Paramount Skydance has sweetened its pitch to Warner Bros. Discovery shareholders, adding an additional $0.25 per share “ticking fee” for each quarter the transaction is not closed beyond December 31, 2026.
The latest offer, Paramount says, underscores its “confidence in the speed and certainty of regulatory approval for its transaction.”
The company said it will fund the $2.8 billion termination fee payable to Netflix. It will also eliminate WBD’s potential $1.5 billion financing cost associated with its debt exchange offer. The company also said that it is fully prepared to finance WBD’s existing $15 billion bridge loan should the maturity not be extended.

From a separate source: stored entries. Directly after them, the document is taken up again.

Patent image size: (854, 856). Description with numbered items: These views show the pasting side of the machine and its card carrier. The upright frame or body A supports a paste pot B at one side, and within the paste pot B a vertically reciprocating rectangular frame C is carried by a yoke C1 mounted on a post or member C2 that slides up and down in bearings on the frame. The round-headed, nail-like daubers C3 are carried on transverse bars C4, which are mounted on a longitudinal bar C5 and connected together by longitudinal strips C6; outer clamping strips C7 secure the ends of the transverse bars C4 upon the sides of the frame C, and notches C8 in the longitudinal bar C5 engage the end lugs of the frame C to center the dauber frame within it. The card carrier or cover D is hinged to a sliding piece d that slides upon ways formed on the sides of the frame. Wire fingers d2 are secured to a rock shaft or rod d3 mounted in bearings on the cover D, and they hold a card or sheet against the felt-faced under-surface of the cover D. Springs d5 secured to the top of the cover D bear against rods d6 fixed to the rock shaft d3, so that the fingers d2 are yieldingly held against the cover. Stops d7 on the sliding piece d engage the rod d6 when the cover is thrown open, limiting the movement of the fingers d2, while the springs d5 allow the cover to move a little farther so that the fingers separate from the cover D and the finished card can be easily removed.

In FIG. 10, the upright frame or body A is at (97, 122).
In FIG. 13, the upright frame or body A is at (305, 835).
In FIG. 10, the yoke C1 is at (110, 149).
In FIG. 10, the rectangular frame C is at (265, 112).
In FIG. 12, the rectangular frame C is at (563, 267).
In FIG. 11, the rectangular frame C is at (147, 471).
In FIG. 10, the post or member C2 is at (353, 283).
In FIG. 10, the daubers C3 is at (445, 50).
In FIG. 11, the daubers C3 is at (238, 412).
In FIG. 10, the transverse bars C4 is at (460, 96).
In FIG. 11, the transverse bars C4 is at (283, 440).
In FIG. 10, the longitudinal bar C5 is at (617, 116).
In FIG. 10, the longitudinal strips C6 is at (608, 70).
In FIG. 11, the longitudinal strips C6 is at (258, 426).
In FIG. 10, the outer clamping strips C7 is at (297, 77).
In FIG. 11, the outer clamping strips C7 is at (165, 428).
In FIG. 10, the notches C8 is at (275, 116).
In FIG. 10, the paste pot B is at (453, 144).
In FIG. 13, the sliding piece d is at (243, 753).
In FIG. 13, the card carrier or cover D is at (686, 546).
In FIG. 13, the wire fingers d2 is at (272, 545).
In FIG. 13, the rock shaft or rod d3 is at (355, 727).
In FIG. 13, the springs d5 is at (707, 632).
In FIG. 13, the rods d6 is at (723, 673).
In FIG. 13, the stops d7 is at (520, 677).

Further, Paramount says it is open to discussing with the WBD board contractual solutions to account for the possibility of continuing deteriorating financial performance at WBD’s linear networks business.
The newly updated offer is fully financed by an increased $43.6 billion of equity commitments from the Ellison family and RedBird Capital Partners and $54.0 billion of debt commitments from Bank of America, Citigroup and Apollo. The deal includes an irrevocable personal guarantee from Larry Ellison of $43.3 billion,.
David Ellison, chairman and CEO of Paramount, said: “The additional benefits of our superior $30 per share, all-cash offer clearly underscore our strong and unwavering commitment to delivering the full value WBD shareholders deserve for their investment. We are making meaningful enhancements—backing this offer with billions of dollars, providing shareholders with certainty in value, a clear regulatory path, and protection against market volatility.”
Paramount secured clearance for its tender offer from the foreign investment authorities in Germany. Other regulatory processes are ongoing.
“Paramount’s acquisition of WBD is pro-consumer, pro-creative talent and therefore pro-competitive—and importantly addresses the concerns raised by content creators, the talent community and theatrical movie exhibitors,” the company said. “It will strengthen Hollywood’s iconic role in global media which has been under continuous pressure from tech and streaming giants over the last two decades.”
The Paramount statement continues, “WBD shareholders deserve a real choice and the truth about how the two transactions compare. Paramount’s offer is transparent and certain—a fixed value of $30 per share in cash. The Netflix transaction is complex and uncertain—a range with a low of $21.23 to a high of $27.75 per share in cash, plus equity in Discovery Global whose business is in decline and would need to support an unrealistic debt load of $17 billion (at June 30, 2026) to achieve the high end of the Netflix consideration range.”